Guatemalan mothers.
Sep 11 2019

The sum of God’s love for us

Guatemalan mothers.
Every week we offer a prayerful reflection from a member of the Unbound community. This week our reflection is from intern Marin Brown.

In my Catholic grade school there were many constants, including the singing of “We are Many Parts” at school Masses. While that song rendered many a screech from a pubescent seventh-grader, the scripture it’s drawn from always rings true:

For as in one body we have many parts, and all the parts do not have the same function, so we, though many, are one body in Christ and individually parts of one another. (Romans 12:4-5)

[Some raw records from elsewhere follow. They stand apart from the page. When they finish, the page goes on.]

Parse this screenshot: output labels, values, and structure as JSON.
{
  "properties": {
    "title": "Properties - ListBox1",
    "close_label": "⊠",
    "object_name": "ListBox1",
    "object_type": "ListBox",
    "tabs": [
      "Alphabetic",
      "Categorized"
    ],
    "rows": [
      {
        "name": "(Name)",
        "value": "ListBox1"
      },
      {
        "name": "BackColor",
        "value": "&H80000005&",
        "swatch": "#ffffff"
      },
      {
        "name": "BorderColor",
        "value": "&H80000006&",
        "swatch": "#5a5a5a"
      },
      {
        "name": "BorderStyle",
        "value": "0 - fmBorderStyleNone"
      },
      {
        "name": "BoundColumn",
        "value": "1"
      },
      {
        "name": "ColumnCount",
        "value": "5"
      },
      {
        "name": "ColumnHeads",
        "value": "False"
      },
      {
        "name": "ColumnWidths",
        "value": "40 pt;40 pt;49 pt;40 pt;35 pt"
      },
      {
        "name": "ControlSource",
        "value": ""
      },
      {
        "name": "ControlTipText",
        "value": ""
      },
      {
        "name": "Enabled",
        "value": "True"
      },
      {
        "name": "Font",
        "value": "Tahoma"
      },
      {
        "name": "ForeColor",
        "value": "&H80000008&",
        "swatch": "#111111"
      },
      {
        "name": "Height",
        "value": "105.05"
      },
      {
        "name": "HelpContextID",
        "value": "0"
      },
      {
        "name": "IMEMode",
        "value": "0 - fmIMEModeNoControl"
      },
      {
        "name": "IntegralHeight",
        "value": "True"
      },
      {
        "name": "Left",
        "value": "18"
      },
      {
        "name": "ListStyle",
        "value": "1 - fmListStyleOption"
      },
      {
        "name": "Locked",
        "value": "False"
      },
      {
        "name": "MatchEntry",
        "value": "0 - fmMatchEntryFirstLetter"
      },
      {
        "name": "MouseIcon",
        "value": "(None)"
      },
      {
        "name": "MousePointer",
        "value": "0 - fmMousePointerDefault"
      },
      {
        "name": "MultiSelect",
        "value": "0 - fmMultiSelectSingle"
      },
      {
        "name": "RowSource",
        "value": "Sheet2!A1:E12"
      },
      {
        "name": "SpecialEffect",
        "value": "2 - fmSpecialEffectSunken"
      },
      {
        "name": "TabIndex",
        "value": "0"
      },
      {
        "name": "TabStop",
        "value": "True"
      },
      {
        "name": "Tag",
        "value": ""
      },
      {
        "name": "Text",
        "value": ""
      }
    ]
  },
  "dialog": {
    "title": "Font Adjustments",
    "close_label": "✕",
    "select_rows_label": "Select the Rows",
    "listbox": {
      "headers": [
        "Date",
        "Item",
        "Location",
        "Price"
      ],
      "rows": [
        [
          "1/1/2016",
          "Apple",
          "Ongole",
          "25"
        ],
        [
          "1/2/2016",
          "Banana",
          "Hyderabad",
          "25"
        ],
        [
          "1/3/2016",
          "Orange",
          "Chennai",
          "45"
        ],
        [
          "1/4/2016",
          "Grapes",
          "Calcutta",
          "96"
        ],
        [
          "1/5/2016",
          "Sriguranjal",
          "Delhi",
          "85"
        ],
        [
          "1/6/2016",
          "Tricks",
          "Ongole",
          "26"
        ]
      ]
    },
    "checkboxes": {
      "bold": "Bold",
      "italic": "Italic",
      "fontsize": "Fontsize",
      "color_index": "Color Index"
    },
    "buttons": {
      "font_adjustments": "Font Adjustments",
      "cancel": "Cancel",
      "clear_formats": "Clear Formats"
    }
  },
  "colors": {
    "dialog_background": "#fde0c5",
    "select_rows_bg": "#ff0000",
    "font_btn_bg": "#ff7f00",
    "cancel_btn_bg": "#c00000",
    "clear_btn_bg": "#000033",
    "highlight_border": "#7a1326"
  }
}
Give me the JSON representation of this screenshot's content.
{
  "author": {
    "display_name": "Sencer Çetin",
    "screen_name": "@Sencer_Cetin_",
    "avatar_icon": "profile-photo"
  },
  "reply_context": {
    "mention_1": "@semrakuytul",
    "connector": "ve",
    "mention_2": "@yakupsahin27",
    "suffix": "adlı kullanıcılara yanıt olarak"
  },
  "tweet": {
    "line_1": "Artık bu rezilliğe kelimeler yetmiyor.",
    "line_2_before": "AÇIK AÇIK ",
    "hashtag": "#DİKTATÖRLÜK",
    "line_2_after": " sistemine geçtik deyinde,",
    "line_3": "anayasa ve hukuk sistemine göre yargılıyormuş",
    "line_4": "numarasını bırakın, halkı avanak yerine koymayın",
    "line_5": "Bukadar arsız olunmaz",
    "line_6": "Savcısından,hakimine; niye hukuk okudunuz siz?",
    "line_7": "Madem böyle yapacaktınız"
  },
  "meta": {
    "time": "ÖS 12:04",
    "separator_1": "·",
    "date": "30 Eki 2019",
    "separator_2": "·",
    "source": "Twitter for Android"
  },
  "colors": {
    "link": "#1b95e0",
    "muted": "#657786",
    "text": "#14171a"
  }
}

As an intern at Unbound this summer, I’ve gotten to explore different avenues that make a business work, and I’ve learned that they can’t exist without each other. This exemplifies what Paul says.

We see this in the family as well. God works through relationships — mother, father, child. Even within himself, being totally Father, Son and Spirit, he shows us the art of relationship, and that these relationships are greater than the sum of their parts.

At Unbound, we believe that together we accomplish things beyond our own narrow needs. In the words of St. John Paul II, “We are not the sum of our parts, rather we are the sum of God’s love for us.” We accomplish more when we lay down our ego, our pride, ourselves for the sake of many, just as Christ laid down his life for us.

Families participating in Unbound do this every day. In mothers groups they work together. Each mother brings her unique perspective, knowledge and ability. Together, the mothers are the hands working day in and day out, lifting their communities up. They humbly accept their role to bring about a better future for themselves, their children and others around them.

As sponsors, we are also a part of this body. Through our letters we give encouragement and support. We share in the lifting of these communities. We humble ourselves. We’re not in charge, which is liberating. By letting ourselves be just a single part, not fighting over which part we are, not dictating our supremacy or subservience, we allow ourselves to be the Body of Christ.

I want to end with my favorite prayer from St. Ignatius of Loyola. Let us remember that sacrificing all to the Lord allows us to accomplish things beyond our wildest imagination.

Please pray

“Take, Lord, receive all my liberty, my memory, my understanding, my whole will, all that I have and all that I possess. You gave it all to me, Lord; I give it all back to you. Do with it as you will, according to your good pleasure. Give me your love and your grace; for with this I have all that I need.” Amen.